As a child when we used to watch the advertisement of, then, popular ketchup brand comparing its contents with that of ‘kaddu sauce’, we did not know the half of what branding is all about. With age, once Maggi entered the scenario, everything else, including mama’s home cooked Chinese, seemed like a waste of time. Who would want to grind hours in the kitchen when all it takes is 5 minutes to gulp it down eventually? Plus we also used to get those small dinky toys with every pack of 6. Nothing beats that, right- especially, if its 1984.
Now if every deodorant brand makes women swoon over men like hungry dogs, jump of the skies or run abashedly with minimalist clothes on in the forests, isn’t that just a tough choice to make, then? Like there’s no other quality in men that women really seek. Plus, every innerwear claims that their product is all it takes to make men turn macho. What a load of fish! Now don’t even get me started on the condoms.
Fairness is obviously the oldest fad in the advertising world. Considering that our country is obsessed with the ‘fair & lovely’, that was one arena they knew they would always make moolah. It started more than 20 years back with women and once it was tried and tested on the guinea pigs, the spotlight moved over to the men. And if that was not all, they began battling it with the age factor too. No wonder when one first meets a new person in a party they blurt out, which anti ageing do you use? And that is to say, who really cares whether she’s still in her early twenties, if she must move in the upmarket social circles, she must use the product to qualify for Page 3.
We had not really recovered from the internationally drawn cola wars that we had our own brand war back home – for detergents! Now till date I have possibly used at least three different brands of detergent and all of them claimed they are the best, but naturally.
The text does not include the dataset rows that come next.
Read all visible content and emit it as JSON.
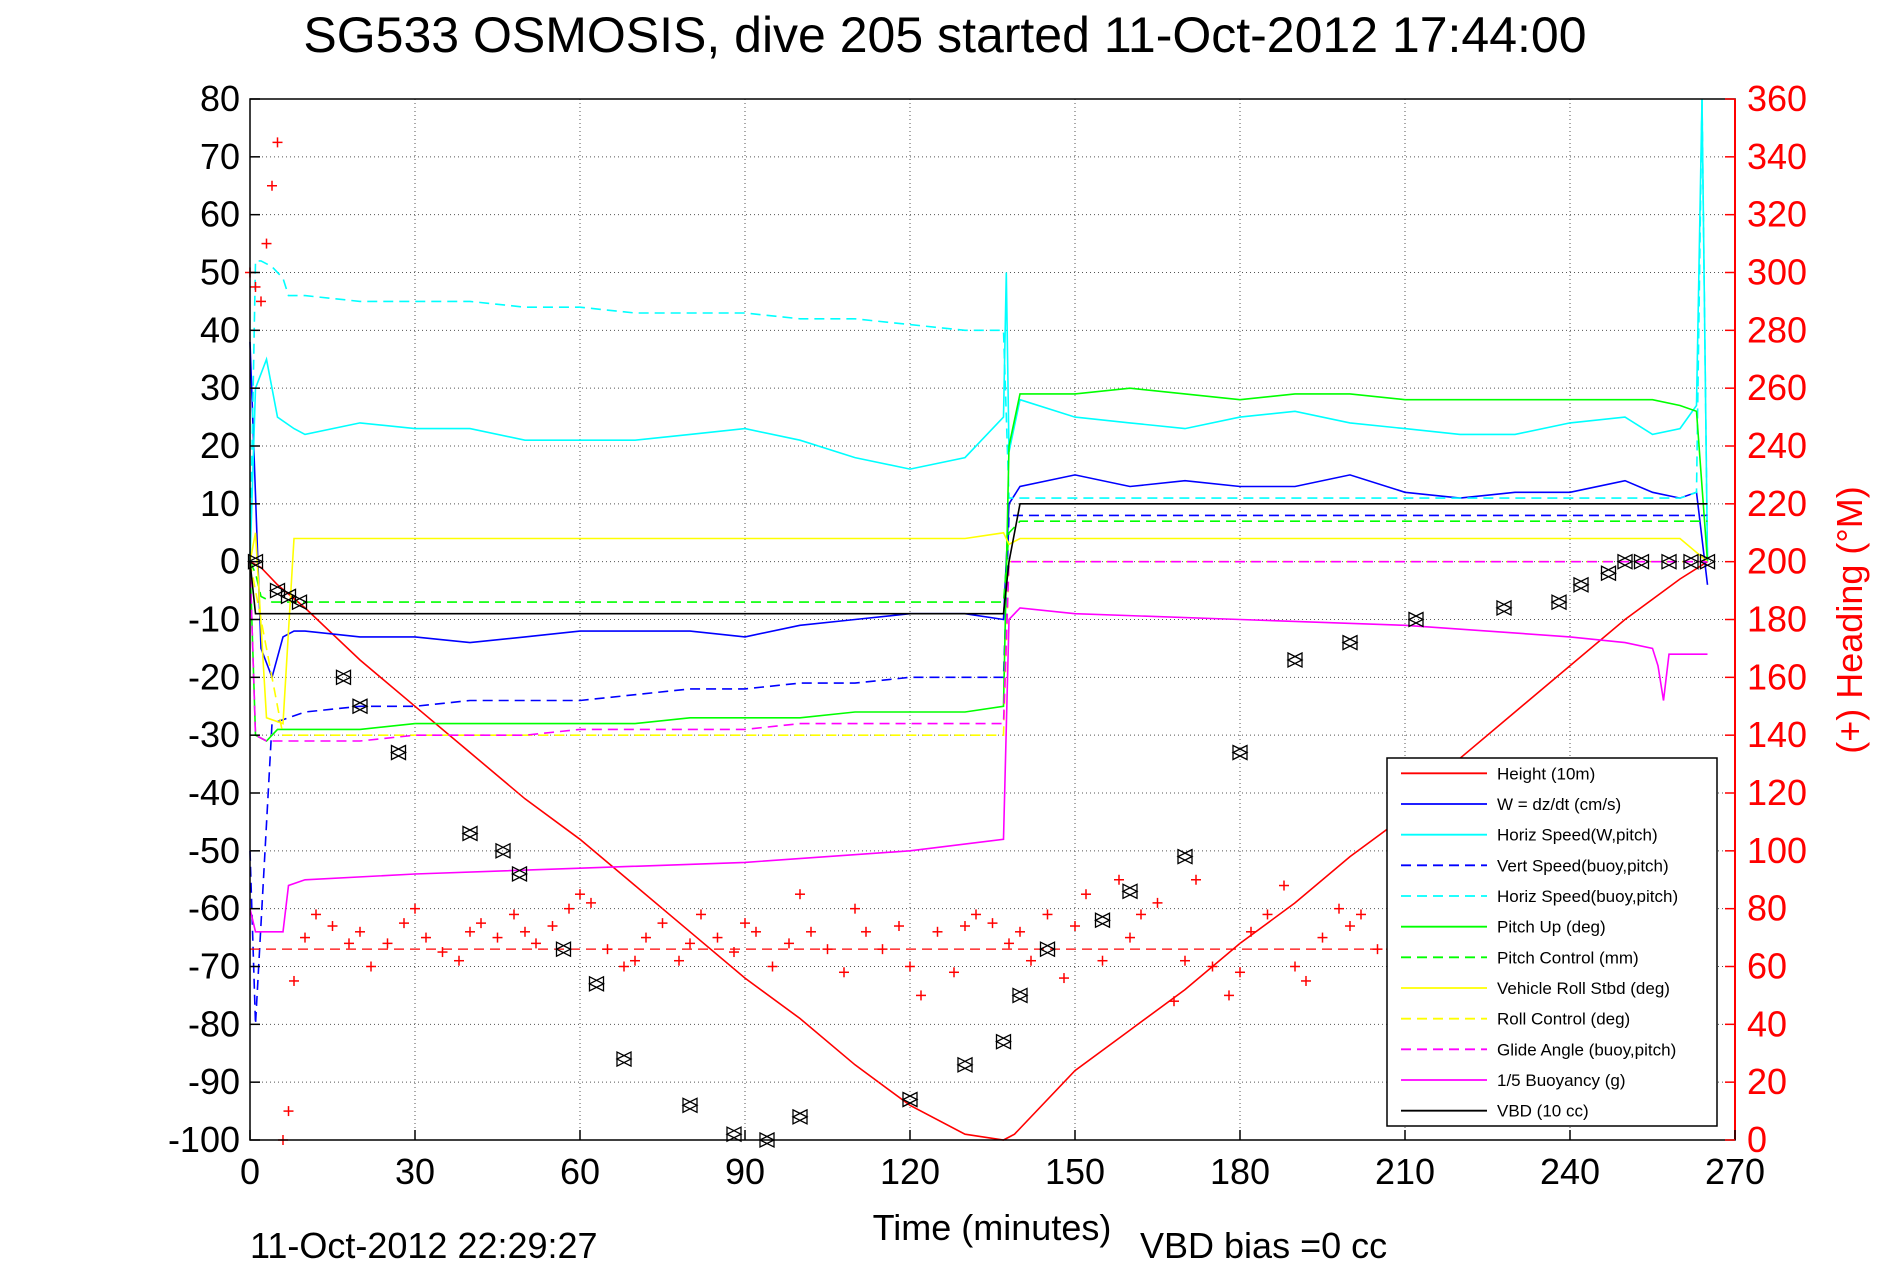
{
  "chart_data": {
    "type": "line",
    "title": "SG533 OSMOSIS, dive 205 started 11-Oct-2012 17:44:00",
    "xlabel": "Time (minutes)",
    "ylabel": "",
    "y2label": "(+) Heading (°M)",
    "xlim": [
      0,
      270
    ],
    "ylim": [
      -100,
      80
    ],
    "y2lim": [
      0,
      360
    ],
    "xticks": [
      "0",
      "30",
      "60",
      "90",
      "120",
      "150",
      "180",
      "210",
      "240",
      "270"
    ],
    "yticks": [
      "80",
      "70",
      "60",
      "50",
      "40",
      "30",
      "20",
      "10",
      "0",
      "-10",
      "-20",
      "-30",
      "-40",
      "-50",
      "-60",
      "-70",
      "-80",
      "-90",
      "-100"
    ],
    "y2ticks": [
      "360",
      "340",
      "320",
      "300",
      "280",
      "260",
      "240",
      "220",
      "200",
      "180",
      "160",
      "140",
      "120",
      "100",
      "80",
      "60",
      "40",
      "20",
      "0"
    ],
    "grid": true,
    "legend_position": "bottom-right",
    "footer_left": "11-Oct-2012 22:29:27",
    "footer_right": "VBD bias =0 cc",
    "colors": {
      "red": "#ff0000",
      "blue": "#0000ff",
      "cyan": "#00ffff",
      "green": "#00ff00",
      "yellow": "#ffff00",
      "magenta": "#ff00ff",
      "black": "#000000"
    },
    "series": [
      {
        "name": "Height (10m)",
        "color": "#ff0000",
        "dash": false,
        "x": [
          0,
          2,
          5,
          10,
          20,
          30,
          40,
          50,
          60,
          70,
          80,
          90,
          100,
          110,
          120,
          130,
          137,
          139,
          150,
          160,
          170,
          180,
          190,
          200,
          210,
          220,
          230,
          240,
          250,
          260,
          265
        ],
        "y": [
          0,
          -1,
          -4,
          -8,
          -17,
          -25,
          -33,
          -41,
          -48,
          -56,
          -64,
          -72,
          -79,
          -87,
          -94,
          -99,
          -100,
          -99,
          -88,
          -81,
          -74,
          -66,
          -59,
          -51,
          -44,
          -34,
          -26,
          -18,
          -10,
          -3,
          0
        ]
      },
      {
        "name": "W = dz/dt (cm/s)",
        "color": "#0000ff",
        "dash": false,
        "x": [
          0,
          2,
          4,
          6,
          8,
          10,
          20,
          30,
          40,
          50,
          60,
          70,
          80,
          90,
          100,
          110,
          120,
          130,
          137,
          138,
          140,
          150,
          160,
          170,
          180,
          190,
          200,
          210,
          220,
          230,
          240,
          250,
          255,
          260,
          263,
          265
        ],
        "y": [
          38,
          -15,
          -20,
          -13,
          -12,
          -12,
          -13,
          -13,
          -14,
          -13,
          -12,
          -12,
          -12,
          -13,
          -11,
          -10,
          -9,
          -9,
          -10,
          10,
          13,
          15,
          13,
          14,
          13,
          13,
          15,
          12,
          11,
          12,
          12,
          14,
          12,
          11,
          12,
          -4
        ]
      },
      {
        "name": "Horiz Speed(W,pitch)",
        "color": "#00ffff",
        "dash": false,
        "x": [
          0,
          1,
          3,
          5,
          8,
          10,
          20,
          30,
          40,
          50,
          60,
          70,
          80,
          90,
          100,
          110,
          120,
          130,
          137,
          137.5,
          138,
          140,
          150,
          160,
          170,
          180,
          190,
          200,
          210,
          220,
          230,
          240,
          250,
          255,
          260,
          263,
          264,
          265
        ],
        "y": [
          0,
          30,
          35,
          25,
          23,
          22,
          24,
          23,
          23,
          21,
          21,
          21,
          22,
          23,
          21,
          18,
          16,
          18,
          25,
          50,
          19,
          28,
          25,
          24,
          23,
          25,
          26,
          24,
          23,
          22,
          22,
          24,
          25,
          22,
          23,
          27,
          80,
          0
        ]
      },
      {
        "name": "Vert Speed(buoy,pitch)",
        "color": "#0000ff",
        "dash": true,
        "x": [
          0,
          1,
          4,
          7,
          10,
          20,
          30,
          40,
          50,
          60,
          70,
          80,
          90,
          100,
          110,
          120,
          130,
          137,
          138,
          140,
          150,
          160,
          170,
          180,
          190,
          200,
          210,
          220,
          230,
          240,
          250,
          255,
          260,
          265
        ],
        "y": [
          -50,
          -80,
          -28,
          -27,
          -26,
          -25,
          -25,
          -24,
          -24,
          -24,
          -23,
          -22,
          -22,
          -21,
          -21,
          -20,
          -20,
          -20,
          8,
          8,
          8,
          8,
          8,
          8,
          8,
          8,
          8,
          8,
          8,
          8,
          8,
          8,
          8,
          8
        ]
      },
      {
        "name": "Horiz Speed(buoy,pitch)",
        "color": "#00ffff",
        "dash": true,
        "x": [
          0,
          1,
          2,
          4,
          6,
          7,
          10,
          20,
          30,
          40,
          50,
          60,
          70,
          80,
          90,
          100,
          110,
          120,
          130,
          137,
          138,
          140,
          150,
          160,
          170,
          180,
          190,
          200,
          210,
          220,
          230,
          240,
          250,
          255,
          260,
          263,
          264,
          265
        ],
        "y": [
          0,
          52,
          52,
          51,
          49,
          46,
          46,
          45,
          45,
          45,
          44,
          44,
          43,
          43,
          43,
          42,
          42,
          41,
          40,
          40,
          11,
          11,
          11,
          11,
          11,
          11,
          11,
          11,
          11,
          11,
          11,
          11,
          11,
          11,
          11,
          12,
          80,
          0
        ]
      },
      {
        "name": "Pitch Up (deg)",
        "color": "#00ff00",
        "dash": false,
        "x": [
          0,
          1,
          3,
          5,
          7,
          10,
          20,
          30,
          40,
          50,
          60,
          70,
          80,
          90,
          100,
          110,
          120,
          130,
          137,
          138,
          140,
          150,
          160,
          170,
          180,
          190,
          200,
          210,
          220,
          230,
          240,
          250,
          255,
          260,
          263,
          265
        ],
        "y": [
          0,
          -30,
          -31,
          -29,
          -29,
          -29,
          -29,
          -28,
          -28,
          -28,
          -28,
          -28,
          -27,
          -27,
          -27,
          -26,
          -26,
          -26,
          -25,
          20,
          29,
          29,
          30,
          29,
          28,
          29,
          29,
          28,
          28,
          28,
          28,
          28,
          28,
          27,
          26,
          0
        ]
      },
      {
        "name": "Pitch Control (mm)",
        "color": "#00ff00",
        "dash": true,
        "x": [
          0,
          1,
          2,
          4,
          6,
          8,
          137,
          138,
          140,
          265
        ],
        "y": [
          0,
          -2,
          -6,
          -7,
          -7,
          -7,
          -7,
          5,
          7,
          7
        ]
      },
      {
        "name": "Vehicle Roll Stbd (deg)",
        "color": "#ffff00",
        "dash": false,
        "x": [
          0,
          1,
          3,
          6,
          8,
          10,
          20,
          30,
          40,
          50,
          60,
          70,
          80,
          90,
          100,
          110,
          120,
          130,
          137,
          138,
          140,
          150,
          160,
          170,
          180,
          190,
          200,
          210,
          220,
          230,
          240,
          250,
          255,
          260,
          265
        ],
        "y": [
          0,
          5,
          -27,
          -28,
          4,
          4,
          4,
          4,
          4,
          4,
          4,
          4,
          4,
          4,
          4,
          4,
          4,
          4,
          5,
          3,
          4,
          4,
          4,
          4,
          4,
          4,
          4,
          4,
          4,
          4,
          4,
          4,
          4,
          4,
          0
        ]
      },
      {
        "name": "Roll Control (deg)",
        "color": "#ffff00",
        "dash": true,
        "x": [
          0,
          6,
          10,
          137,
          138,
          140,
          265
        ],
        "y": [
          0,
          -30,
          -30,
          -30,
          0,
          0,
          0
        ]
      },
      {
        "name": "Glide Angle (buoy,pitch)",
        "color": "#ff00ff",
        "dash": true,
        "x": [
          0,
          1,
          3,
          6,
          10,
          20,
          30,
          40,
          50,
          60,
          70,
          80,
          90,
          100,
          110,
          120,
          130,
          137,
          138,
          140,
          265
        ],
        "y": [
          0,
          -30,
          -31,
          -31,
          -31,
          -31,
          -30,
          -30,
          -30,
          -29,
          -29,
          -29,
          -29,
          -28,
          -28,
          -28,
          -28,
          -28,
          0,
          0,
          0
        ]
      },
      {
        "name": "1/5 Buoyancy (g)",
        "color": "#ff00ff",
        "dash": false,
        "x": [
          0,
          1,
          6,
          7,
          10,
          30,
          60,
          90,
          120,
          137,
          138,
          140,
          150,
          180,
          210,
          240,
          250,
          255,
          256,
          257,
          258,
          260,
          265
        ],
        "y": [
          -60,
          -64,
          -64,
          -56,
          -55,
          -54,
          -53,
          -52,
          -50,
          -48,
          -10,
          -8,
          -9,
          -10,
          -11,
          -13,
          -14,
          -15,
          -18,
          -24,
          -16,
          -16,
          -16
        ]
      },
      {
        "name": "VBD (10 cc)",
        "color": "#000000",
        "dash": false,
        "x": [
          0,
          1,
          2,
          137,
          138,
          140,
          265
        ],
        "y": [
          0,
          -9,
          -9,
          -9,
          0,
          10,
          10
        ]
      }
    ],
    "heading": {
      "name": "(+) Heading (°M)",
      "color": "#ff0000",
      "mean_line": 66,
      "x": [
        0,
        1,
        2,
        3,
        4,
        5,
        6,
        7,
        8,
        10,
        12,
        15,
        18,
        20,
        22,
        25,
        28,
        30,
        32,
        35,
        38,
        40,
        42,
        45,
        48,
        50,
        52,
        55,
        58,
        60,
        62,
        65,
        68,
        70,
        72,
        75,
        78,
        80,
        82,
        85,
        88,
        90,
        92,
        95,
        98,
        100,
        102,
        105,
        108,
        110,
        112,
        115,
        118,
        120,
        122,
        125,
        128,
        130,
        132,
        135,
        138,
        140,
        142,
        145,
        148,
        150,
        152,
        155,
        158,
        160,
        162,
        165,
        168,
        170,
        172,
        175,
        178,
        180,
        182,
        185,
        188,
        190,
        192,
        195,
        198,
        200,
        202,
        205,
        208,
        210
      ],
      "y": [
        300,
        295,
        290,
        310,
        330,
        345,
        0,
        10,
        55,
        70,
        78,
        74,
        68,
        72,
        60,
        68,
        75,
        80,
        70,
        65,
        62,
        72,
        75,
        70,
        78,
        72,
        68,
        74,
        80,
        85,
        82,
        66,
        60,
        62,
        70,
        75,
        62,
        68,
        78,
        70,
        65,
        75,
        72,
        60,
        68,
        85,
        72,
        66,
        58,
        80,
        72,
        66,
        74,
        60,
        50,
        72,
        58,
        74,
        78,
        75,
        68,
        72,
        62,
        78,
        56,
        74,
        85,
        62,
        90,
        70,
        78,
        82,
        48,
        62,
        90,
        60,
        50,
        58,
        72,
        78,
        88,
        60,
        55,
        70,
        80,
        74,
        78,
        66,
        58,
        60
      ]
    },
    "markers": {
      "name": "Height markers",
      "color": "#000000",
      "x": [
        1,
        5,
        7,
        9,
        17,
        20,
        27,
        40,
        46,
        49,
        57,
        63,
        68,
        80,
        88,
        94,
        100,
        120,
        130,
        137,
        140,
        145,
        155,
        160,
        170,
        180,
        190,
        200,
        212,
        228,
        238,
        242,
        247,
        250,
        253,
        258,
        262,
        265
      ],
      "y": [
        0,
        -5,
        -6,
        -7,
        -20,
        -25,
        -33,
        -47,
        -50,
        -54,
        -67,
        -73,
        -86,
        -94,
        -99,
        -100,
        -96,
        -93,
        -87,
        -83,
        -75,
        -67,
        -62,
        -57,
        -51,
        -33,
        -17,
        -14,
        -10,
        -8,
        -7,
        -4,
        -2,
        0,
        0,
        0,
        0,
        0
      ]
    }
  }
}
None of these really showed any stark difference in the way my clothes turned out from the machine. More so, the only jasmine/rose I ever smell is in the pack itself, it never gets translated to my bed linen and my whites always stay white they never turn chalk! Am I doing something wrong here?
Talking about colas, even the two biggest grossers have so many varied kinds of aerated drinks that it’s impossible to pay loyalty to just one. I am not even a cola freak and still when I look at all kinds of people jumping off cliffs, over the rooftops or hanging off a helicopter it just makes me wonder…why would one want to show so much courage for a drink that’s proven to be a pesticide? Talking about that now, did you hear about the chicken used for McD burgers? Just breaks my heart to see how we’re all getting trapped in this whirlpool, more so the children.
Its amazing how these products build up on their statistics to target the younglings who will fancy anything from a chocolate to a milk supplement, from a snack to a toothpaste, from a fruit juice to children’s perfume. You say it and it’s all available for the children. No wonder every time you go groceries shopping you’re asked ‘what’s in it for me?’ And all you end up doing is buy more of snacks and goodies than pulses. Phew!
To get the brand loyalty, the companies would go to any lengths even if it means that every other toothpaste is ‘dentist ka sujhaya hua’. Some have laung, some have salt, some have….flourides like no other. I wonder who really qualifies them to be the world’s no 1, anyway. By the way the latest is the direct assault on the quality of Colgate (Strong Teeth- which is the brand leader) by Pepsodent Germicheck, which claims that their toothpaste is 130% better. It’s absolutely great that comparative analysis is completely legal if backed by evidence, but as a consumer I am left like a starved monkey in the cat fight.